- OpenAI's central mission is to develop AI that emulates human intelligence.
- Its new o1 models inch it closer to that goal thanks to its new reasoning capabilities.
- Experts are impressed, but note that the AI models continue to face familiar issues.
Each time OpenAI shows off new research, it's worth considering how much closer it inches the company toward its mission statement: achieving artificial general intelligence.
The coming of AGI — a type of AI that can emulate the ingenuity, judgment, and reasoning of humans — has been an industry obsession since the arrival of the Turing Test in the 1950s. Three months after its release of ChatGPT, OpenAI reaffirmed its ambition to deliver AGI.
So, how does its latest release stack up?
On Thursday, after much anticipation, the San Francisco-based company led by Sam Altman finally unveiled OpenAI o1, a new series of AI models that are "designed to spend more time thinking before they respond."
OpenAI's big claims about the models suggest it is entering a new paradigm in the generative AI boom. Some experts agree. But are they putting the industry on the cusp of AGI? Not yet.
AGI is a distance away
OpenAI has tried to strike a careful balance between managing expectations and generating hype in the reveal of its new models.
OpenAI has said the current GPT-4o model behind the chatbot is better for "browsing the web for information." But, despite not having "many of the features that make ChatGPT useful," the company claimed the o1 models represent a "significant advancement" for complex reasoning tasks.
The company is so confident in this claim it has said it was "resetting the counter back to one" with the release of these new models — limited to a preview release for now — and naming them "o1" as a symbol of the new paradigm they present.
In some ways, the o1 models do enter OpenAI into a new paradigm.
The company said the models emulate the capabilities of Ph.D. students on "challenging benchmark tasks in physics, chemistry, and biology". They can also excel in tough competitions like the International Mathematics Olympiad and the Codeforces programming contest, OpenAI added.
There seem to be a few reasons for this boost in performance. OpenAI said it "trained these models to spend more time thinking through problems before they respond, much like a person would."
"Through training, they learn to refine their thinking process, try different strategies, and recognize their mistakes," the company noted in a blog.
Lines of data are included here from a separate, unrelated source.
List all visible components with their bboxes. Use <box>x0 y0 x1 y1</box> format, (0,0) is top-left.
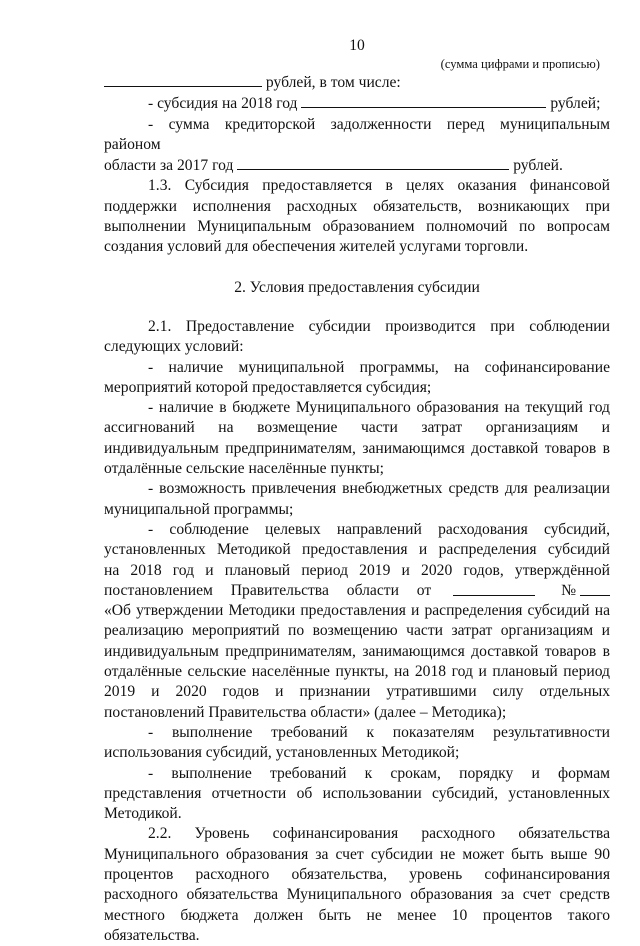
debt-line-1: - сумма кредиторской задолженности перед муниципальным районом <box>104 115 610 153</box>
amount-line-text: рублей, в том числе: <box>265 74 401 91</box>
document-page <box>104 36 610 946</box>
debt-line-2-prefix: области за 2017 год <box>104 157 234 175</box>
resolution-number-sign: № <box>561 581 576 599</box>
subsidy-2018-blank <box>301 93 546 108</box>
resolution-date-blank <box>453 581 535 596</box>
resolution-number-blank <box>580 581 610 596</box>
condition-compliance-rest: «Об утверждении Методики предоставления и распределения субсидий на реализацию мероприятий по возмещению части затрат организациям и индивидуальным предпринимателям, занимающимся доставкой товаров в отдалённые сельские населённые пункты, на 2018 год и плановый период 2019 и 2020 годов и признании утратившими силу отдельных постановлений Правительства области» (далее – Методика); <box>104 602 610 721</box>
condition-budget: - наличие в бюджете Муниципального образования на текущий год ассигнований на возмещение части затрат организациям и индивидуальным предпринимателям, занимающимся доставкой товаров в отдалённые сельские населённые пункты; <box>104 399 610 478</box>
amount-caption: (сумма цифрами и прописью) <box>440 57 600 71</box>
page-number: 10 <box>349 37 365 54</box>
condition-performance: - выполнение требований к показателям результативности использования субсидий, установленных Методикой; <box>104 723 610 762</box>
condition-extrabudget: - возможность привлечения внебюджетных средств для реализации муниципальной программы; <box>104 480 610 518</box>
condition-compliance-line-4 <box>104 581 610 601</box>
amount-line <box>104 72 610 93</box>
condition-compliance-line-2: установленных Методикой предоставления и распределения субсидий <box>104 541 610 559</box>
condition-compliance-line-3: на 2018 год и плановый период 2019 и 2020 годов, утверждённой <box>104 561 610 579</box>
condition-compliance-line-1: - соблюдение целевых направлений расходования субсидий, <box>148 520 610 538</box>
debt-blank <box>237 155 509 170</box>
paragraph-1-3: 1.3. Субсидия предоставляется в целях оказания финансовой поддержки исполнения расходных обязательств, возникающих при выполнении Муниципальным образованием полномочий по вопросам создания условий для обеспечения жителей услугами торговли. <box>104 177 610 256</box>
paragraph-2-2: 2.2. Уровень софинансирования расходного обязательства Муниципального образования за счет субсидии не может быть выше 90 процентов расходного обязательства, уровень софинансирования расходного обязательства Муниципального образования за счет средств местного бюджета должен быть не менее 10 процентов такого обязательства. <box>104 825 610 944</box>
condition-program: - наличие муниципальной программы, на софинансирование мероприятий которой предоставляется субсидия; <box>104 358 610 396</box>
debt-line-2 <box>104 155 610 176</box>
section-2-heading: 2. Условия предоставления субсидии <box>234 278 480 296</box>
paragraph-2-1: 2.1. Предоставление субсидии производится при соблюдении следующих условий: <box>104 317 610 356</box>
subsidy-2018-prefix: - субсидия на 2018 год <box>148 95 298 113</box>
debt-line-2-suffix: рублей. <box>513 157 563 175</box>
condition-reporting: - выполнение требований к срокам, порядку и формам представления отчетности об использовании субсидий, установленных Методикой. <box>104 764 610 823</box>
amount-blank <box>104 72 262 87</box>
subsidy-2018-line <box>104 93 610 114</box>
subsidy-2018-suffix: рублей; <box>550 95 601 113</box>
resolution-prefix: постановлением Правительства области от <box>104 581 432 599</box>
Noam Brown, a research scientist at OpenAI, offered a useful way to think about it. The models, he wrote on X, were trained to have a "private chain of thought" before responding, which essentially means they spend more time "thinking" before they speak.
Where previous AI models were bottlenecked by the data fed to them during the "pre-training" phase, Brown wrote, o1 models showed that "we can now scale inference". This is the ability of a model to process data it hasn't previously been presented with.
Jim Fan, a senior research scientist at Nvidia, noted that the technicalities underlying this are what have helped make this fundamental breakthrough of OpenAI's o1 models possible.
As Fan wrote, that's because a huge amount of the computing power once reserved for the training portion of building an AI model has been "shifted to serving inference instead."
It's not clear this takes OpenAI much closer to AGI, however.
Following the release of the o1 models, OpenAI boss Altman responded to an X post from Will Depue — an OpenAI staffer who highlighted how far large language models have come along in the past four years — by writing, "stochastic parrots can fly so high…"
It was a subtle reference from Altman to a research paper published in 2021, which positioned the kinds of AI models OpenAI works on as technologies that appear to understand the language they generate but do not. Is Altman suggesting the o1 models are stochastic parrots?
Meanwhile, others have pointed out that the models appear to be stuck with some of the same issues associated with previous models. Uncertainty hovers over how o1 models will perform more broadly.
Ethan Mollick, a professor of management at Wharton who spent some time experimenting with the o1 models before their unveiling on Thursday, noted that despite the clear jump in reasoning capabilities, "errors and hallucinations still happen."
Nvidia's Fan also noted that applying o1 to products is "much harder than nailing the academic benchmarks" OpenAI used to showcase the reasoning capabilities of its new models.
How OpenAI and the wider AI industry works toward solving these problems remains to be seen.
While the reasoning capabilities of the o1 models shift OpenAI into a new era of AI development, the company put its technology at stage two on a five-stage scale of intelligence this summer.
If it's serious about reaching its end goal of AGI, it's got a lot more work to do.